In March 2013, I started helping out the refuge co-ordinator at a tiny refuge in South Auckland to get some needs met. In October 2013, after a bereavement, I sought the help of some other women and we have grown from there.
If you’re interested in reading a bit more about what I do, you can find that here.
All of that may sound a lot, and it is. But I couldn’t do any of it, not a bit of it, without the money that people so kindly give, and the Aunties who give me not only stuff, but huge amounts of support.
The Aunties, quite simply, are the reason I get to do what I do. They provide what the women need, when I ask them to. Whether it’s a trip to the art gallery for two little girls, or $20 in the bank account to buy women chocolate, it all counts, and it’s all really important. The Aunties are this extraordinary living organism – there are around 50 hard core Aunties who are always giving stuff and money. And how do you get to be an Aunty? You give once. That’s it.
We also have a very strong kaupapa of giving with love. Meeting needs with aroha is our business. I am insistent on this. If you aren’t about giving with love, and no judgement, then this isn’t the charity for you. This community of donors has been carefully collated over the last 5 years, and I am a bit demanding, because the women we serve deserve the very best at a really vulnerable time of their lives. When people need what you have, I expect that you give without strings attached. You will be thanked, by me (I cry, quite a lot, because people’s kindness is always overwhelming to me) but you will never likely meet the people you are giving to. We are about our whānau, primarily. Their needs come first. This needs to be remembered at all times.

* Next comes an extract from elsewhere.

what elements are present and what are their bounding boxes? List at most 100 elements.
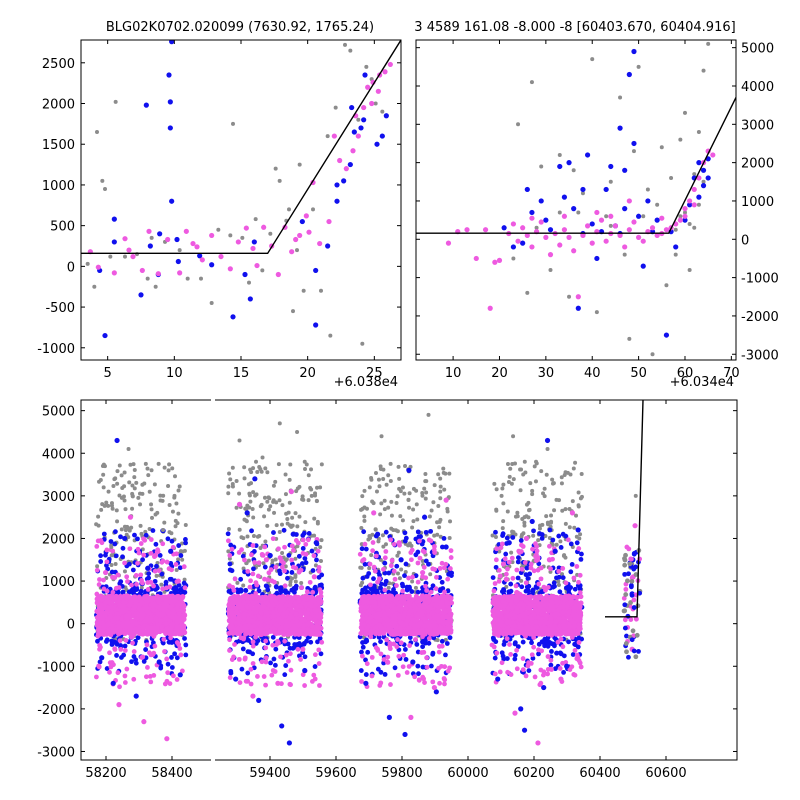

And the women you are giving to feel your love. I assure you of this. When people are given crap, and not what they need, they feel like crap. And when they feel like crap already, I believe that the poor quality of what’s been given to them compounds their pain, and does them more damage. I’ve seen it. And I’ve also seen -see it every day – the restorative and healing power of things that are given with heart, care, and thoughtfulness.
I am also ably supported by the Board of our Trust. We’ve had a Board for around a year – these are all people I have hand picked for the skills and life experience. They are: our chairperson Michele A’Court, our secretary Phil, our treasurer Elaine, and board members Paul, Julie, Kerry (our funding person) and Jackson (and me).
If you think you can provide anything on this list, send me an email and we’ll take it from there. The process for donations works like this: You contact me, I put you on my list and that list goes, every Friday, to Jay who will pick up your donations over the weekend. From there, he takes your donations to our storage unit.
The storage unit is in Wiri, and is tidied on a very regular basis. When women need something, they contact me, or their social workers or agencies contact me, and I either pick them up and take them to the storage unit or they meet me there. Once there, they get to pick and choose what they need/want – by and large, this is towels/bedding/clothes for them and their children – and I encourage them to take as much as they possibly can. (Otherwise the unit would overflow and it wouldn’t work for anyone). While we’re there is when the really important work starts. We talk, and laugh, and sometimes we cry. We talk about our lives, about our pain, and everything in between.
This is the main reason that the Aunties stands out in this field – we cater for women’s specific needs, and they get what they need/want when they need/want it. Including lots of love, if that’s what they’re after.
This is a grass roots effort to support a burgeoning number of people, and to meet their needs. I am available for public speaking. I have spoken to schools, Probus groups, retired folk, a Lion’s Club, and am booked next year to speak at a Humanist’s Conference.
All fees go to the Aunties bank account.
We thank you for your compassion and care.
The Aunties is a registered charitable trust.